The U.S. Federal Trade Commission has cleared Pfizer Inc.’s plan to acquire Hospira for $90 a share. Pfizer said they expect the deal to close in September.
Hospira submitted a Biologics License Application (BLA) to the U.S. Food and Drug Administration (FDA) for Retacrit, a proposed biosimilar to Amgen’s Epogen (epoetin alfa) and Janssen’s Procrit (epoetin alfa).
Agencies require divestitures
To receive the clearance, the FTC is requiring Pfizer to divest four U.S. sterile injectable assets, including Acetylcysteine, Clindamycin, Voriconazole and Melphalan.
The European Commission granted approval Aug. 4, after requiring Pfizer to divest the development, manufacturing and marketing rights of its Infliximab biosimilar drug. Pfizer will keep the marketing rights for the drug outside of Europe, the Wall Street Journal reported.

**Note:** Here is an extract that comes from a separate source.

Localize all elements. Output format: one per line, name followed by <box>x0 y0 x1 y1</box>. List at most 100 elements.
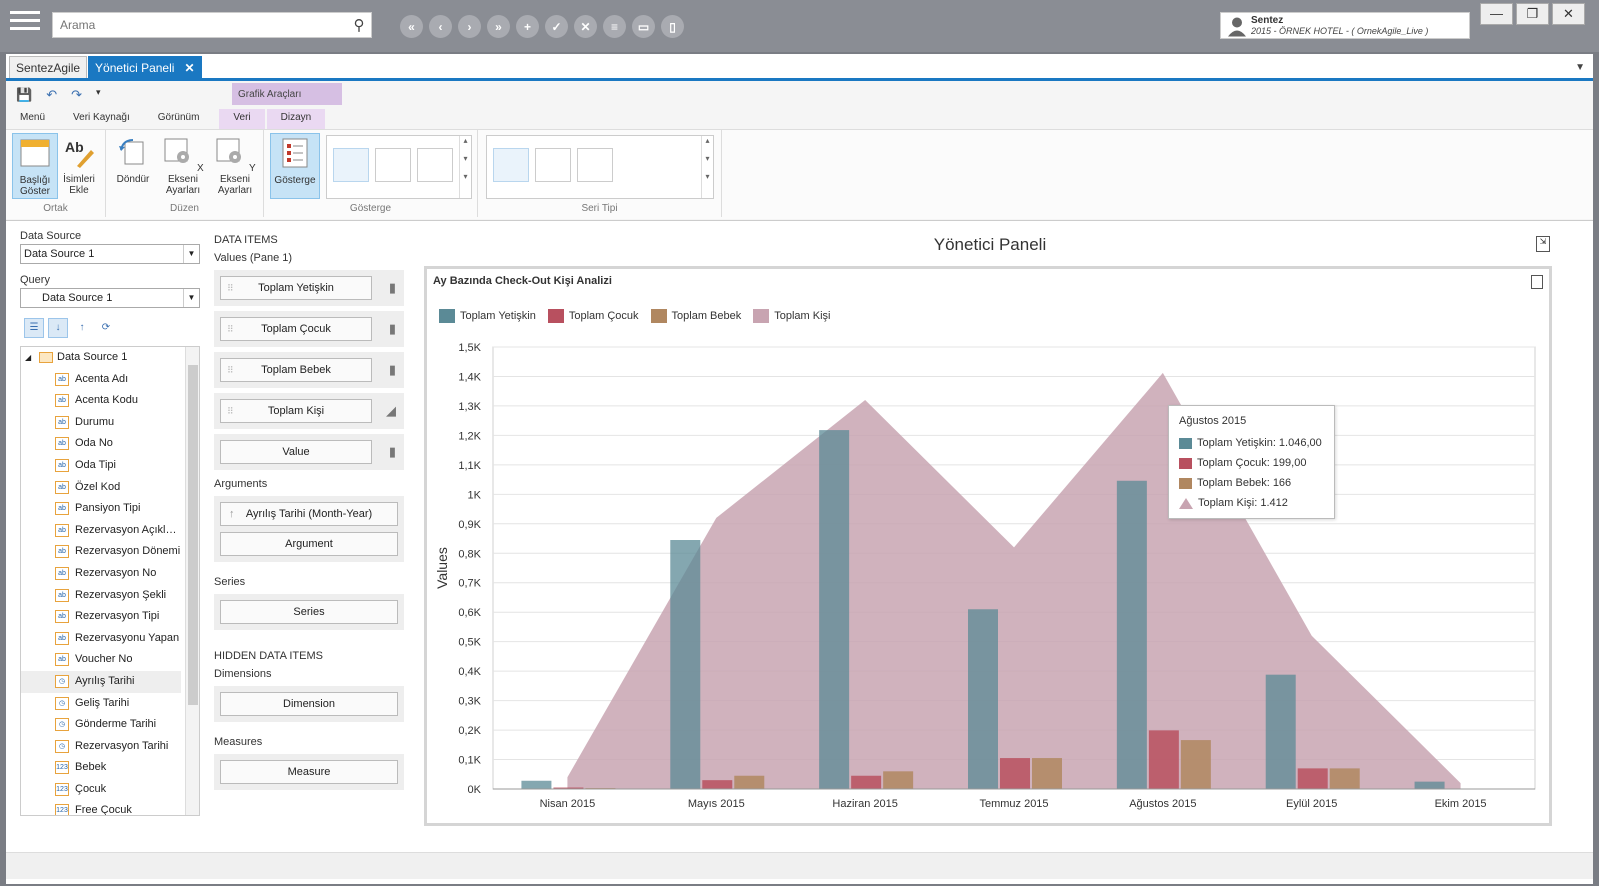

“This is not just about keeping prices low for patients and health care services,” the EU’s antitrust chief Margrethe Vestager told the Journal. “We have also made sure that the merger of Pfizer/Hospira doesn’t stand in the way of the research and development of medication that could have huge benefits for society.”
The Canadian Competition Bureau granted approval Aug. 14, with respect to its pending acquisition of Hospira (NYSE: HSP). As part of its agreement with the Canadian Competition Bureau, Pfizer has agreed to sell the Canadian assets related to its marketed injectable cytarabine products, injectable epirubicin products, and oral tablet methotrexate products, as well as Hospira’s pipeline injectable voriconazole product.